日本共産党の山添拓参院議員は15日、新型コロナウイルス感染の疑いがあっても、収入に余裕のない人は医療費の窓口負担が重いため発熱外来の受診をためらう実態があるとして、厚生労働省に支援の拡充を求めました。要請はオンラインで行われ、生活困窮者支援に尽力する医師の谷川智行共産党東京都委員会新型コロナウイルス対策本部長と、世界各地で医療から疎外された人々を支援する国際NGO「世界の医療団」の武石晶子氏が参加しました。
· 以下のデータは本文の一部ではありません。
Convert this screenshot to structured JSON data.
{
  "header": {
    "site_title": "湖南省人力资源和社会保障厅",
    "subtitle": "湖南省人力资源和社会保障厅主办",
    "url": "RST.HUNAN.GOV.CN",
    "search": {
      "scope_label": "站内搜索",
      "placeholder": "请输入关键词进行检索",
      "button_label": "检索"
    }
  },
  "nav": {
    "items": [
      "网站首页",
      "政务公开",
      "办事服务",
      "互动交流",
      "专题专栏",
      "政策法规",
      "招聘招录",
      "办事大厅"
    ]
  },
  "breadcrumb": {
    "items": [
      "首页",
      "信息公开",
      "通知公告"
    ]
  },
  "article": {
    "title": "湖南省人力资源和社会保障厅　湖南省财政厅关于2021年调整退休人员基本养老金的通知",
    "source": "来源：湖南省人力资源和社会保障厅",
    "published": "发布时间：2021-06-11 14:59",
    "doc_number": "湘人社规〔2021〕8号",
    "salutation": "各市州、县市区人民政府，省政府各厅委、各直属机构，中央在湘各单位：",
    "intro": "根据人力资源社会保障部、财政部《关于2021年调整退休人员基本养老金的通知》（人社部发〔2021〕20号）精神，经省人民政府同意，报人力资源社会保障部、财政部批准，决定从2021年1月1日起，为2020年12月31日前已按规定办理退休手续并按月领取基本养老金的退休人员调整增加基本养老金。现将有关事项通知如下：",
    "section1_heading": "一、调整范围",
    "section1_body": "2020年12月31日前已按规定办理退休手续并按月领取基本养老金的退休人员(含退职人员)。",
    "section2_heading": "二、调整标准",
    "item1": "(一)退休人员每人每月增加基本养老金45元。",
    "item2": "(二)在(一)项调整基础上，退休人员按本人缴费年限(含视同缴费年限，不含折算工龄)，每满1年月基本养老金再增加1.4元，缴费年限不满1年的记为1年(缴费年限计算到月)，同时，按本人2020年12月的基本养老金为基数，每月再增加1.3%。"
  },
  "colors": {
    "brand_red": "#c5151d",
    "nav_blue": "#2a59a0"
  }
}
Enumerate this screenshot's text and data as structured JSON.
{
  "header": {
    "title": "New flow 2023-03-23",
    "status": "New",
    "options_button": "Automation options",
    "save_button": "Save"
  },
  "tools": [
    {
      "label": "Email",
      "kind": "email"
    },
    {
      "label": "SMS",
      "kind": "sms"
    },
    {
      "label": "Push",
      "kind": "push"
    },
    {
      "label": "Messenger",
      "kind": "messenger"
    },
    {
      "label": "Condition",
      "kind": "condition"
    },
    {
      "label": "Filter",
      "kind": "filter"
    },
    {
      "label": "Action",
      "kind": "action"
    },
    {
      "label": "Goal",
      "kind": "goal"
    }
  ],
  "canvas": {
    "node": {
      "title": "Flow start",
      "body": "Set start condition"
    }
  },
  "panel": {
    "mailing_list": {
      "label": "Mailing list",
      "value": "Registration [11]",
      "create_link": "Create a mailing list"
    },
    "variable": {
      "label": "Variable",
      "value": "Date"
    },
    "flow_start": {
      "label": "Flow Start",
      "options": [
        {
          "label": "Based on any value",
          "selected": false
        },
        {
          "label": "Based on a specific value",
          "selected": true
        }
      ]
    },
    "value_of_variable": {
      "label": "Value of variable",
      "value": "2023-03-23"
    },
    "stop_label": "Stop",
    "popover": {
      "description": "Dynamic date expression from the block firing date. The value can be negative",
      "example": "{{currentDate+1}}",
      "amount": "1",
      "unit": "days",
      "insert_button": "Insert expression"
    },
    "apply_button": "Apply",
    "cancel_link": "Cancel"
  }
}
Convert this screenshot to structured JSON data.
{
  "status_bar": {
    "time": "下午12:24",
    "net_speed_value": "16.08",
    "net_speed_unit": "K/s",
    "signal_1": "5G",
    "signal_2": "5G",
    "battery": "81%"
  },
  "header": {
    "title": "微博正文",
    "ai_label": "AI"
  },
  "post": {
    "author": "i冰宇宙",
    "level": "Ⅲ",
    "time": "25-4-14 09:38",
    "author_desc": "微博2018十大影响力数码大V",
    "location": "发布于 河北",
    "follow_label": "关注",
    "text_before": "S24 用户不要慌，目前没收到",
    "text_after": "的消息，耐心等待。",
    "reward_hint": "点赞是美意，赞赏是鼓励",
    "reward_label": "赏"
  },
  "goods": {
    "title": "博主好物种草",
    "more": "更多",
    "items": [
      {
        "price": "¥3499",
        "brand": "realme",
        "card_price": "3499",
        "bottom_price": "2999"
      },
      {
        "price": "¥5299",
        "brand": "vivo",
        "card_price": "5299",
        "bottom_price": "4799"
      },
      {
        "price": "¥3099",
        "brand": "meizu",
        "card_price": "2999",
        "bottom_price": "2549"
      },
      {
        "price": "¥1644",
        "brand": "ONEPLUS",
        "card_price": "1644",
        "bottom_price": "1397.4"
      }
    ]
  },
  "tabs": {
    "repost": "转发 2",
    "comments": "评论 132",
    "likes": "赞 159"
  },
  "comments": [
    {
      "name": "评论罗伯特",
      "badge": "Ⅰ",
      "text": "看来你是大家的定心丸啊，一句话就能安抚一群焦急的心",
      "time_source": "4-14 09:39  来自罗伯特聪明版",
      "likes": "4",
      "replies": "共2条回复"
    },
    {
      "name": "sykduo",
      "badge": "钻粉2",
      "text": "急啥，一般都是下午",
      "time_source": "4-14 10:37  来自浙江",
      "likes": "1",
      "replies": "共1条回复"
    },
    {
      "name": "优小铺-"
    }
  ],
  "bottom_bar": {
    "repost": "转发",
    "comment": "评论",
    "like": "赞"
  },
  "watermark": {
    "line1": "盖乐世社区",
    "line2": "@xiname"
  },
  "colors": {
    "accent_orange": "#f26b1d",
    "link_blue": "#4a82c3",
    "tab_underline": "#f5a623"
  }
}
武石氏は、まとまった所持金も健康保険証もない人が、せきや発熱で受診しようとしたら診察代や検査費用で1万5千円を請求された事例を紹介。「支援団体とつながれない人は受診までたどり着くのが難しい」と訴えました。

谷川氏は「感染疑いのある人が受診できないのは本人の健康と感染拡大防止の観点から重大な問題だ」と指摘。救急搬送されるなど緊急性が高い場合は、生活保護の柔軟な運用が認められ、自己負担なしで受診できているとして「柔軟な運用を発熱外来にも適用してほしい」と求めました。

山添氏は、生活保護の柔軟な運用と同時に、感染症対策として窓口負担の減免や補助などで「症状のある人が安心して受診できるよう支援すべきだ」と迫りました。厚労省の担当者は「ご意見は担当者間で共有して検討したい」と答えました。